The boys' preschool teacher was very good about teaching kids very early on that families can look different.  Indeed, that families should look different.  She asked the kids how many people it took to make a family.  Most of the kids counted the members of their family on their fingers and said that number.  But their teacher said it actually only took two people to make a family.  And that could be a number of different combinations:  mother and child, father and child, man and woman, man and man, woman and woman, etc.  There was nothing that was strange about any of those possibilities.  And if your family had more than two people, well good for you.  A family is a family.  The end.  No right, no wrong.  No natural, no unnatural.  Just people who love each other and wish to make a life together. How I wish Mrs. A. could've been the teacher to the nation for the past, oh, seventy years.

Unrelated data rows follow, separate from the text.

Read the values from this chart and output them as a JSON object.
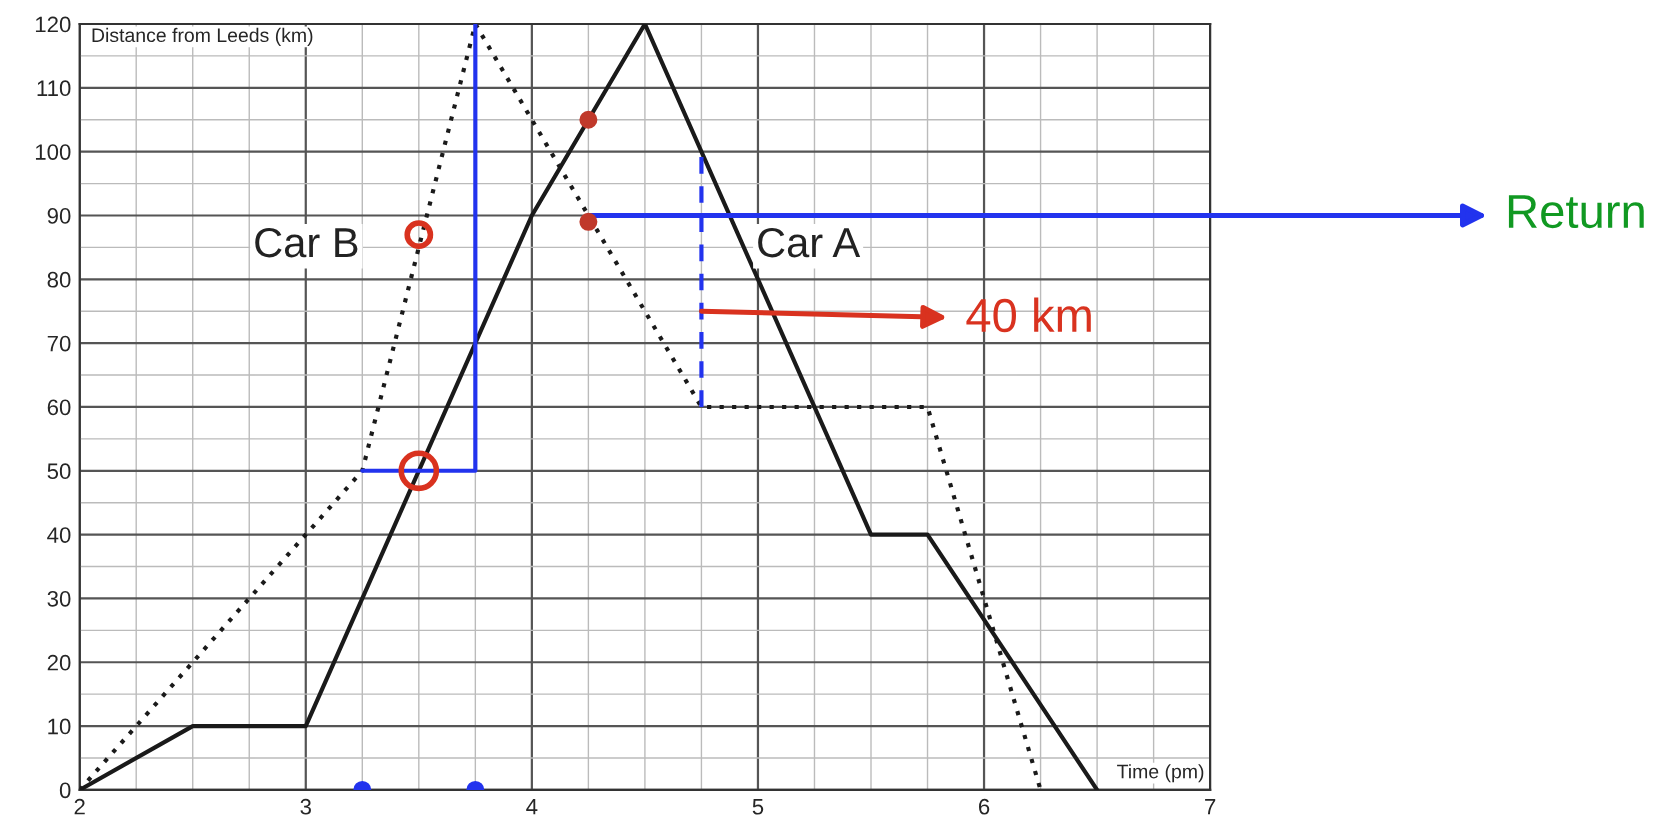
{
  "chart_data": {
    "type": "line",
    "xlabel": "Time (pm)",
    "ylabel": "Distance from Leeds (km)",
    "xlim": [
      2,
      7
    ],
    "ylim": [
      0,
      120
    ],
    "xticks": [
      2,
      3,
      4,
      5,
      6,
      7
    ],
    "yticks": [
      0,
      10,
      20,
      30,
      40,
      50,
      60,
      70,
      80,
      90,
      100,
      110,
      120
    ],
    "grid": true,
    "series": [
      {
        "name": "Car A",
        "color": "#1a1a1a",
        "x": [
          2,
          2.5,
          3,
          4,
          4.5,
          5.5,
          5.75,
          6.5
        ],
        "values": [
          0,
          10,
          10,
          90,
          120,
          40,
          40,
          0
        ],
        "line_style": "solid"
      },
      {
        "name": "Car B",
        "color": "#1a1a1a",
        "x": [
          2,
          3.25,
          3.75,
          4.75,
          5.75,
          6.25
        ],
        "values": [
          0,
          50,
          120,
          60,
          60,
          0
        ],
        "line_style": "dotted"
      },
      {
        "color": "#2233ee",
        "x": [
          3.25,
          3.75,
          3.75
        ],
        "values": [
          50,
          50,
          120
        ],
        "line_style": "solid"
      },
      {
        "color": "#2233ee",
        "x": [
          4.75,
          4.75
        ],
        "values": [
          60,
          100
        ],
        "line_style": "dashed"
      },
      {
        "type": "scatter",
        "color": "#2233ee",
        "x": [
          3.25,
          3.75
        ],
        "values": [
          0,
          0
        ]
      },
      {
        "type": "scatter",
        "color": "#c0392b",
        "x": [
          4.25,
          4.25
        ],
        "values": [
          105,
          89
        ]
      },
      {
        "type": "scatter",
        "color": "#d9321f",
        "marker": "circle",
        "x": [
          3.5,
          3.5
        ],
        "values": [
          50,
          87
        ]
      }
    ],
    "annotations": [
      {
        "text": "Return",
        "x": 4.25,
        "y": 90
      },
      {
        "text": "40 km",
        "x": 4.75,
        "y": 75
      }
    ]
  }
}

The boys had a gay family in their preschool class and I wanted to re-iterate what their teacher said so I was talking to them about different families and I mentioned that B, in their class, had two moms.  D looked puzzled and said, "B has two moms?"  

"Yep," I replied, somewhat frightened of what was coming next.

"Whoa.  She. Must. Get. Yelled. At. A. LOT."  That was his takeaway.  

Although it doesn't reflect positively on me, as their primary caretaker, I still loved it.  Having two moms was not an oddity but more of a concern because, in his experience, moms yell more than dads.  I honestly believe my kids' generation will be the last to live in a United States where citizens do not have equal rights.  At least that's my most sincere hope.  

I hate that, with his history-making statement last night, the President immediately made the upcoming election about same-sex marriage.  And that is what it will be about.  But I agree with what Charles Blow wrote in the NY Times:

"Today, we are an inch taller as a nation. Today, we are a mile closer to the ideals described in the Declaration of Independence. Today, we have been transported light-years beyond where many ever thought we would be."

Amen.

We were watching the news months back when New York passed their same-sex marriage bill.  The boys had questions about why people were crying and laughing and celebrating.  When I told them it was because, that now, in that state, people could marry whomever they wanted, man or woman.  They both then voiced their support for equal rights: "We're totally going to marry dudes.  Girls stink."  Should the sentiment endure another 20 or 30 years, I hope they can.

I can't promise you boys a lot in this world, but I can promise you that we will love you no matter whom you love.  The end.